Located about halfway between Glenwood Springs and Grand Junction in western Colorado, the small town of Parachute and its sister community of unincorporated Battlement Mesa are at the confluence of the Colorado River and Parachute Creek.

Though the town is not a mecca of amenities, it does have an info center.

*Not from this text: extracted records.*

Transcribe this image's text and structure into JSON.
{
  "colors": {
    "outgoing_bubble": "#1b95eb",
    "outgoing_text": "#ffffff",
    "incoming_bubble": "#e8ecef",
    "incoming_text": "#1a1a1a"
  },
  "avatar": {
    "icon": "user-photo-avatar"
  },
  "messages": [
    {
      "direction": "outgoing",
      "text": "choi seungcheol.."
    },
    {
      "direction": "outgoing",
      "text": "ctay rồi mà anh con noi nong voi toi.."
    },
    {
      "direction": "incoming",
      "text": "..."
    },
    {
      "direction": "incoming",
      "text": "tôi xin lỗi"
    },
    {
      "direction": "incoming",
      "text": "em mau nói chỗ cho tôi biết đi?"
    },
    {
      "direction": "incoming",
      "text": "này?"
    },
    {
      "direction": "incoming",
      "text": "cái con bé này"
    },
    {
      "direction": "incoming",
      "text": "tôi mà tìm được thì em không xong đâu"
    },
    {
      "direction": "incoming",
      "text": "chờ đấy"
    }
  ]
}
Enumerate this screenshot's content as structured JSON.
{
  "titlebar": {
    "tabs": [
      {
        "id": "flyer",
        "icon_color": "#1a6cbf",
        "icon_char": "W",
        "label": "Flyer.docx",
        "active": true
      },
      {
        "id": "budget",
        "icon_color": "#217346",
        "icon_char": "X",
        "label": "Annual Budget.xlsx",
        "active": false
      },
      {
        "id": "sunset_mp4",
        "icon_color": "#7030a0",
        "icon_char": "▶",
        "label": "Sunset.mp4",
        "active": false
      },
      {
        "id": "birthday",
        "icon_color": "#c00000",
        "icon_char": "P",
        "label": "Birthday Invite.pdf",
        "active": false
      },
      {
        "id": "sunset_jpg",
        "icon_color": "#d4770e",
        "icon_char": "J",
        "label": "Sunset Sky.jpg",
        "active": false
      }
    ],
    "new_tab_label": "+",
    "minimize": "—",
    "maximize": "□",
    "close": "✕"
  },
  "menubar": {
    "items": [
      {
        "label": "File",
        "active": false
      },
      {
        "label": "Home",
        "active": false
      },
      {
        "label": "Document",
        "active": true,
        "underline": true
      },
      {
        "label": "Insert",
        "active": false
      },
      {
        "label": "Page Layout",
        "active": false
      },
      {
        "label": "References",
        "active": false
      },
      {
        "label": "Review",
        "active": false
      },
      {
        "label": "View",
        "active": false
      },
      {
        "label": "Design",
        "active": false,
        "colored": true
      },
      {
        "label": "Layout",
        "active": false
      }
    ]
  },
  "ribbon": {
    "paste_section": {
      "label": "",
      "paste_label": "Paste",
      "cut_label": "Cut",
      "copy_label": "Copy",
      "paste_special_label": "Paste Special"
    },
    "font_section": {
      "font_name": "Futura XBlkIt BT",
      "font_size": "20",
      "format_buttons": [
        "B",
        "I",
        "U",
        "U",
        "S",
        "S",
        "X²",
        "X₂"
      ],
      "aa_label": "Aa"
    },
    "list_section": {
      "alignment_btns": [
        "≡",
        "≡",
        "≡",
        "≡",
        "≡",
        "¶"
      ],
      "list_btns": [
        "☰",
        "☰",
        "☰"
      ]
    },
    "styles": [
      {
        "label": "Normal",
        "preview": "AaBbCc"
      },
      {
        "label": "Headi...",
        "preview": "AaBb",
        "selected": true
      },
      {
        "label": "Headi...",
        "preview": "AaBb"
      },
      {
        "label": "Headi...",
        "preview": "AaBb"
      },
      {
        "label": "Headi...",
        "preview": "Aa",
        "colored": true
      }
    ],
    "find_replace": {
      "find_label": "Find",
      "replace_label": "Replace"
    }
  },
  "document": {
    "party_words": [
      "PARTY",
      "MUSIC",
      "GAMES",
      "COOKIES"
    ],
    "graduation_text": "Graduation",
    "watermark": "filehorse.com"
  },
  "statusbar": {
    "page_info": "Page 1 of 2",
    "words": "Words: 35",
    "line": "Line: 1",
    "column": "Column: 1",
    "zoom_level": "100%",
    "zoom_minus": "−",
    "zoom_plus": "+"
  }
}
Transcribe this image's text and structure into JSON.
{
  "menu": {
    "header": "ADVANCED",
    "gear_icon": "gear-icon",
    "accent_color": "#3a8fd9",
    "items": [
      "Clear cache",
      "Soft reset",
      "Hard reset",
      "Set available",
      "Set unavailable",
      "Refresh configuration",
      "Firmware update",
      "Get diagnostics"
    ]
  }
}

Things to Do in Parachute:

  • Fishing at Harvey Gap Reservoir and Rifle Gap Reservoir. These two reservoirs are year-round fishing waterways and produce some of Colorado’s largest bass, perch, crappie, catfish, rainbow trout, and northern pike. 
  • Ice climbing at Rifle Mountain Park. This park features 80-foot canyon walls and is considered the best location in the country for limestone sport climbing.
  • Skiing and snowboarding at Powderhorn Resort.
  • Snowmobiling on the Grand Mesa, which has over 500 square miles of winter wonderland to explore.
  • Hunting and rafting are also popular in the Parachute area, and its proximity to Glenwood Springs and the famed hot springs is a draw. It’s also close to Colorado National Monument in Grand Junction.

Around Parachute, the primary lifestyle is cattle ranching, and some of the working ranches have opened themselves to visitors who want an up-close glimpse Western lifestyle.

There are two lodging choices and two dining options in town.